Oude Testament

Nieuwe Testament

Ezechiël 18:1-10 NBG-vertaling 1951 (NBG51)

1. Het woord des Heren kwam tot mij:

2. Hoe komt gij er toch toe, dit spreekwoord te gebruiken in het land Israëls: de vaders hebben onrijpe druiven gegeten en de tanden der kinderen zijn slee geworden?

3. Zo waar Ik leef, luidt het woord van de Here Here, gij zult dit spreekwoord in Israël niet meer gebruiken.

4. Zie, alle zielen zijn van Mij, zowel de ziel van de vader als die van de zoon zijn van Mij; de ziel die zondigt, die zal sterven.

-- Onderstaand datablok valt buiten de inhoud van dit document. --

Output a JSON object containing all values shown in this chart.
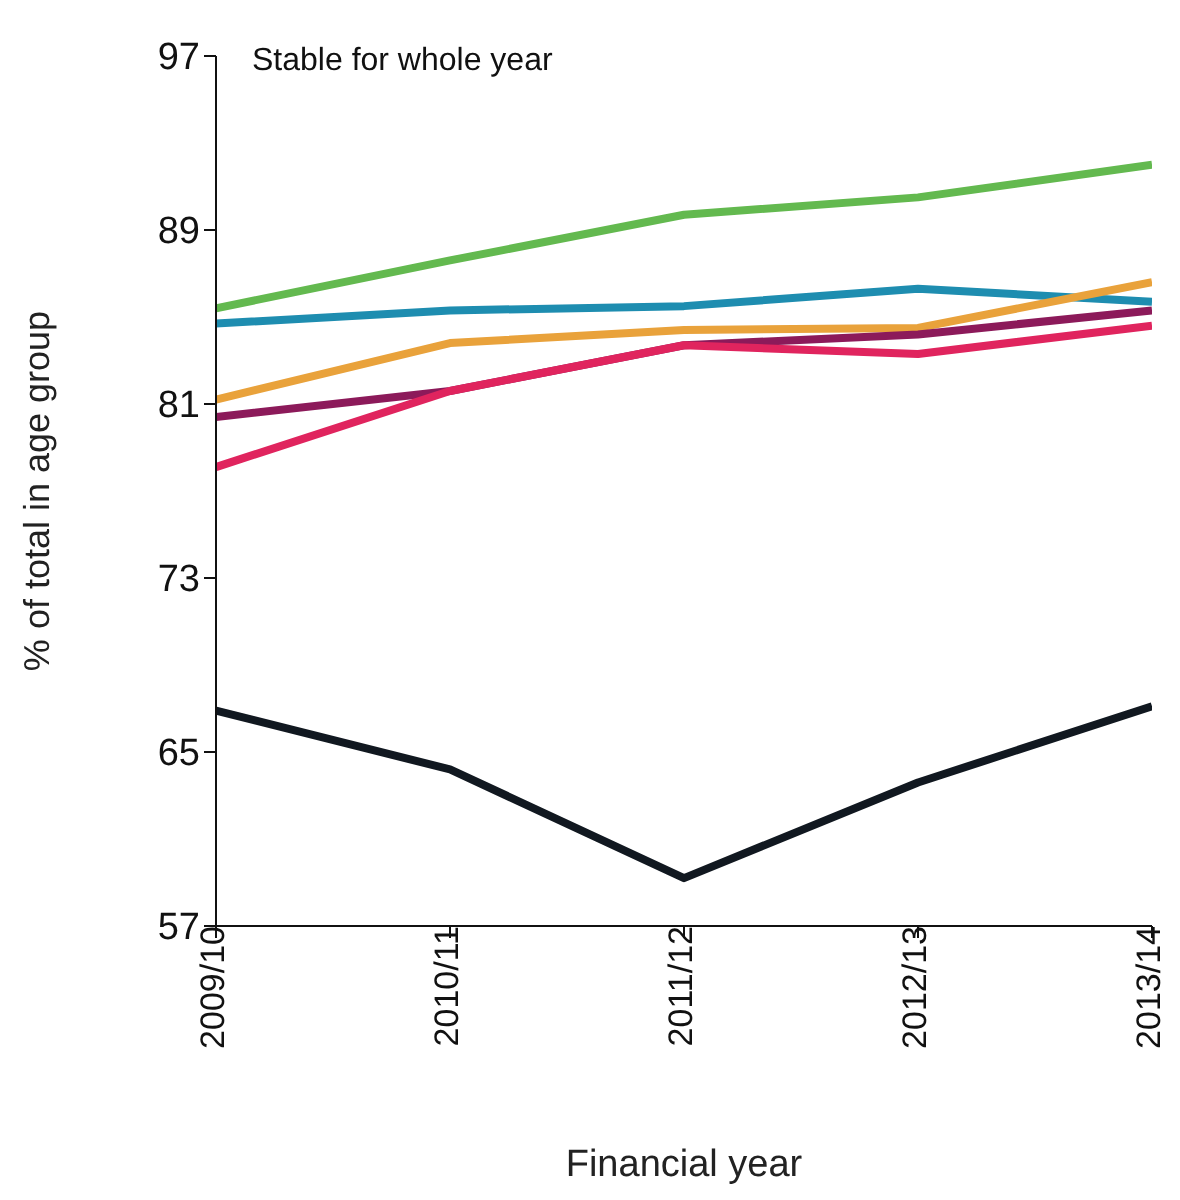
{
  "chart_data": {
    "type": "line",
    "title": "Stable for whole year",
    "xlabel": "Financial year",
    "ylabel": "% of total in age group",
    "categories": [
      "2009/10",
      "2010/11",
      "2011/12",
      "2012/13",
      "2013/14"
    ],
    "ylim": [
      57,
      97
    ],
    "yticks": [
      57,
      65,
      73,
      81,
      89,
      97
    ],
    "grid": false,
    "legend": false,
    "marker": "none",
    "line_style": "solid",
    "series": [
      {
        "color": "#63b94f",
        "values": [
          85.4,
          87.6,
          89.7,
          90.5,
          92.0
        ]
      },
      {
        "color": "#1e8db0",
        "values": [
          84.7,
          85.3,
          85.5,
          86.3,
          85.7
        ]
      },
      {
        "color": "#e9a23b",
        "values": [
          81.2,
          83.8,
          84.4,
          84.5,
          86.6
        ]
      },
      {
        "color": "#8c1a5a",
        "values": [
          80.4,
          81.6,
          83.7,
          84.2,
          85.3
        ]
      },
      {
        "color": "#e0245e",
        "values": [
          78.1,
          81.6,
          83.7,
          83.3,
          84.6
        ]
      },
      {
        "color": "#111820",
        "values": [
          66.9,
          64.2,
          59.2,
          63.6,
          67.1
        ]
      }
    ]
  }
}
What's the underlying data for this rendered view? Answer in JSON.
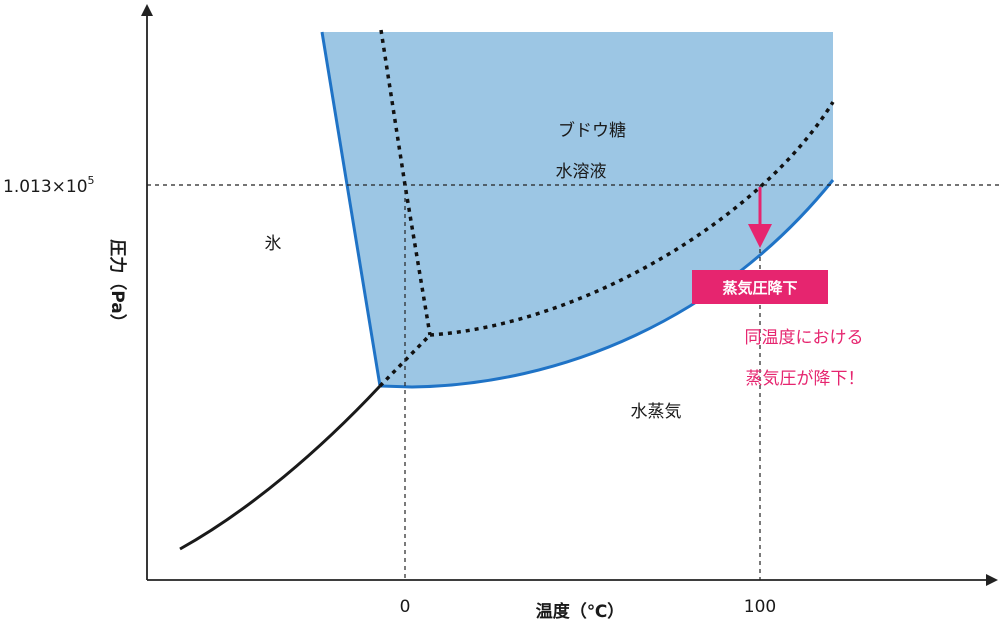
{
  "axes": {
    "x_title": "温度（℃）",
    "y_title": "圧力（Pa）",
    "x_ticks": [
      "0",
      "100"
    ],
    "y_tick": {
      "mantissa": "1.013×10",
      "exponent": "5"
    }
  },
  "regions": {
    "solution_line1": "ブドウ糖",
    "solution_line2": "水溶液",
    "ice": "氷",
    "vapor": "水蒸気"
  },
  "annotation": {
    "badge": "蒸気圧降下",
    "note_line1": "同温度における",
    "note_line2": "蒸気圧が降下！"
  },
  "colors": {
    "solution_fill": "#9cc6e4",
    "solution_boundary": "#1f73c6",
    "accent": "#e6256f",
    "pure_water_curve": "#1a1a1a"
  }
}
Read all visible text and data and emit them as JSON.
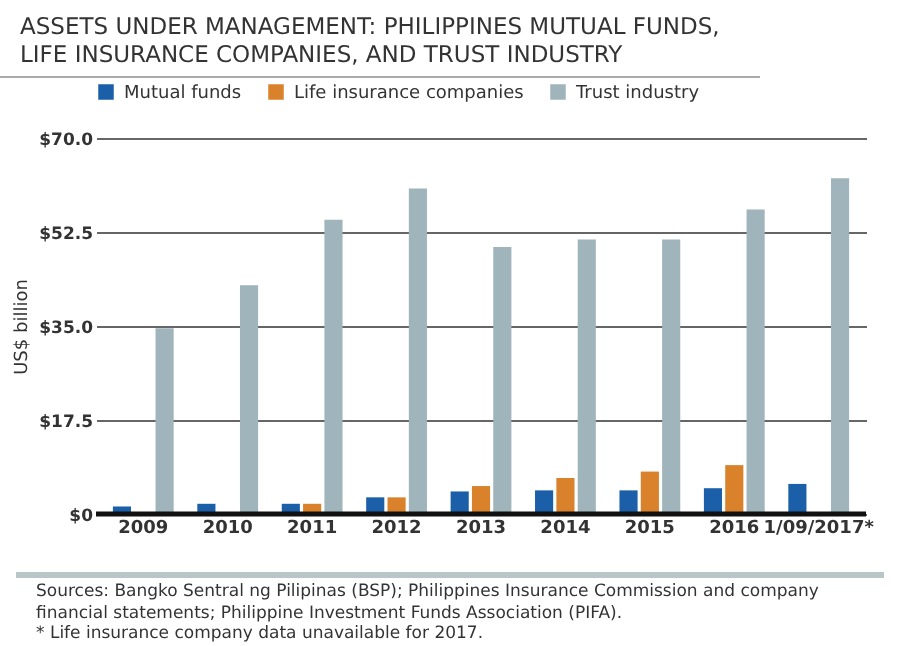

5. Wanneer nu iemand rechtvaardig is en naar recht en gerechtigheid handelt,

6. op de bergen geen offermaaltijd houdt en zijn ogen niet opslaat naar de afgoden van het huis Israëls, de vrouw van zijn naaste niet onteert en geen gemeenschap heeft met een vrouw die haar maandelijkse onreinheid heeft,

7. niemand onderdrukt, de schuldenaar zijn pand teruggeeft, geen roof pleegt, zijn brood aan de hongerige geeft en de naakte met kleding dekt,

8. niet tegen rente uitleent noch woekerwinst neemt, zich van onrecht onthoudt, eerlijk bij geschillen de rechtvaardigheid betracht,

9. naar mijn inzettingen wandelt en mijn verordeningen in acht neemt door trouw te betonen – zo iemand is rechtvaardig; hij zal voorzeker leven, luidt het woord van de Here Here.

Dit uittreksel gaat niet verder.